1) She'll never fit on that tiny loo. 2) The caption says the loo is her office. Dirty woman.

Spotter's Badge First Class: Caroline

HOLIDAY HELL anger


Manchester Evening News: Couple sue travel giant over HOLIDAY HELL

That's a "Come hither, young man" look if ever I saw one.

Spotter's Badge: Maria

Tuesday, January 18, 2011

NO MOW anger


Townsville Bulletin: Resident sticks it to THE MAN by not mowing his lawn. Take THAT, THE MAN

NO MOW!

Spotter's Badge: Stunt_Girl

Saved my neighbour's life anger


Edinburgh News: Hero woman saves neighbour's life in fire

And she's STILL angry

Spotter's Badge: Caroline

Toy gun anger


NZ Herald and yes we know it's a national paper but we don't care: Family dismayed as armed police called out over toy gun

Actually, I think the rozzers were called over a charge of possession of James Corden's face in a built-up area

Spotter's Badge: Kris

Monday, January 17, 2011

Big freeze anger


Rothes Press and Journal: Frozen pipes cost hotel holiday bookings

"I'd leave her pipes frozen."

Spotter's Badge: C.A.

Disabled badge anger


Reading Evening Post: Fury as thieves target disabled car badges

Nice cardie. Christmas present?

Sunday, January 16, 2011

Fishy anger


Croydon Guardian: Anger as vandals destroy giant carp six years ago

Not just any old fish: FATHER FISHMAS

Spotter's Badge and Gold Bar: Jo

Gift card anger


Dorset Echo: Shopper's anger as in-store franchise (and the only music store in town) refuses gift cards

Good grief, people actually still buy CDs and DVDs from actual shops, then? Wow.

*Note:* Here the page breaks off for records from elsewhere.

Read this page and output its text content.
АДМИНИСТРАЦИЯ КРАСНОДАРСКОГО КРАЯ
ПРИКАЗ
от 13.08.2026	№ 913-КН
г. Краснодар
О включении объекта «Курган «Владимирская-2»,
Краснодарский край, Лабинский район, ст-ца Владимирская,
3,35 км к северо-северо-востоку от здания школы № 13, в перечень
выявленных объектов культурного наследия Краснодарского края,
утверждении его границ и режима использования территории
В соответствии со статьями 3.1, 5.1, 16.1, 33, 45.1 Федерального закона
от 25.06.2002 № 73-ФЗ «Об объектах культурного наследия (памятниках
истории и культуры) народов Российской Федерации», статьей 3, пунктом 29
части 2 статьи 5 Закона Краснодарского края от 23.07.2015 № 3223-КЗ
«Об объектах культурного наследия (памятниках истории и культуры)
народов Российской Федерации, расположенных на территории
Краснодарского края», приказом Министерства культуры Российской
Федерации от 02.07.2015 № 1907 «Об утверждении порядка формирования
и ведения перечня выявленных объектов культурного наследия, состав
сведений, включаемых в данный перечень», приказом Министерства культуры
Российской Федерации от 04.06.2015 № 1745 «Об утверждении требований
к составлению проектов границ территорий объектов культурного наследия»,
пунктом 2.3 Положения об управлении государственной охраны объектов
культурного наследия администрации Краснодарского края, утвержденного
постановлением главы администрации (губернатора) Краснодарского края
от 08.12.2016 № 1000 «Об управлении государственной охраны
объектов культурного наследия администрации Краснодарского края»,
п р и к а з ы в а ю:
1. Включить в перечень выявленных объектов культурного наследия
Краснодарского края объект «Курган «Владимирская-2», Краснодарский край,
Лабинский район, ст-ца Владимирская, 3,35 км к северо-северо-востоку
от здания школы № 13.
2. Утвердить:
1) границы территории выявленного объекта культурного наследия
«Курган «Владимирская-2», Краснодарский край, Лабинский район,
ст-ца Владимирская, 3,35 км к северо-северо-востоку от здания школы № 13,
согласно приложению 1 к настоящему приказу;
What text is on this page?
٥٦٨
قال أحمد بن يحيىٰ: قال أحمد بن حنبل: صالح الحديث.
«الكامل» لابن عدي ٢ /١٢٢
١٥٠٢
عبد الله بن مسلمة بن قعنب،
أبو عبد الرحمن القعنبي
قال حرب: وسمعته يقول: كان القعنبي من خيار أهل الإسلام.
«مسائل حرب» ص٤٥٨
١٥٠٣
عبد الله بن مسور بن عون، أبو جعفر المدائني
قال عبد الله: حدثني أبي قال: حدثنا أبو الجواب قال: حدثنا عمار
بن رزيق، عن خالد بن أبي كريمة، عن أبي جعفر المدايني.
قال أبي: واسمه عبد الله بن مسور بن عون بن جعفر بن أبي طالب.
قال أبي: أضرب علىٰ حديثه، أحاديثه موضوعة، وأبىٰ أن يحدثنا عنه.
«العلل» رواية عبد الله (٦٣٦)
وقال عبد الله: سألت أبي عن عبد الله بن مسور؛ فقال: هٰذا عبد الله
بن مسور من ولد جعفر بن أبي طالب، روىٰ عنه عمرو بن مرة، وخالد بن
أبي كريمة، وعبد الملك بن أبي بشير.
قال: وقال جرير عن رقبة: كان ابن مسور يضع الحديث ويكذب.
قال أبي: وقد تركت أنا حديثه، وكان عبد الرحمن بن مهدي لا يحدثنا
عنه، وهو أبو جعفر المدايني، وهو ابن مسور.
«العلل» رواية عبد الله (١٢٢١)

Saturday, January 15, 2011

Syringe Anger


Manly Daily: Manly man not feeling manly after stepping on discarded syringe

I suspect this whole Manly thing might be a put-on to impress Manly women

Spotter's Badge: Gerry

Hard drive anger


Townsville Bulletin: Lens-shattering fury as sex shop has its computer hard drive stolen. You know the one. The one where they stored those special photos you had done

Heh. "Hard" drive.

Spotter's Badge: @hp88

Friday, January 14, 2011

Post office anger


Wentworth Courier: Fury over plans to close local post office

"I'd send her a special delivery"

Spotter's Badge: Gerry

Tree anger


Freemantle-Cockburn Gazette: Tree on council land causes damage to private home

...featuring some lovely mirror image hands-on-hips, the likes of which I've not seen for a while.

Spotter's Badge: Kim

Thursday, January 13, 2011

Police anger


South Yorkshire Star: Mum upset after police kick her door in

You know, Matt Lucas just isn't trying these days

Spotter's Badge: Maggi

Sex Toy Anger


Stuff.nz: Angry mum angry as kids win sex toy as prize

It's New Zealand, people. These are vital educational aids.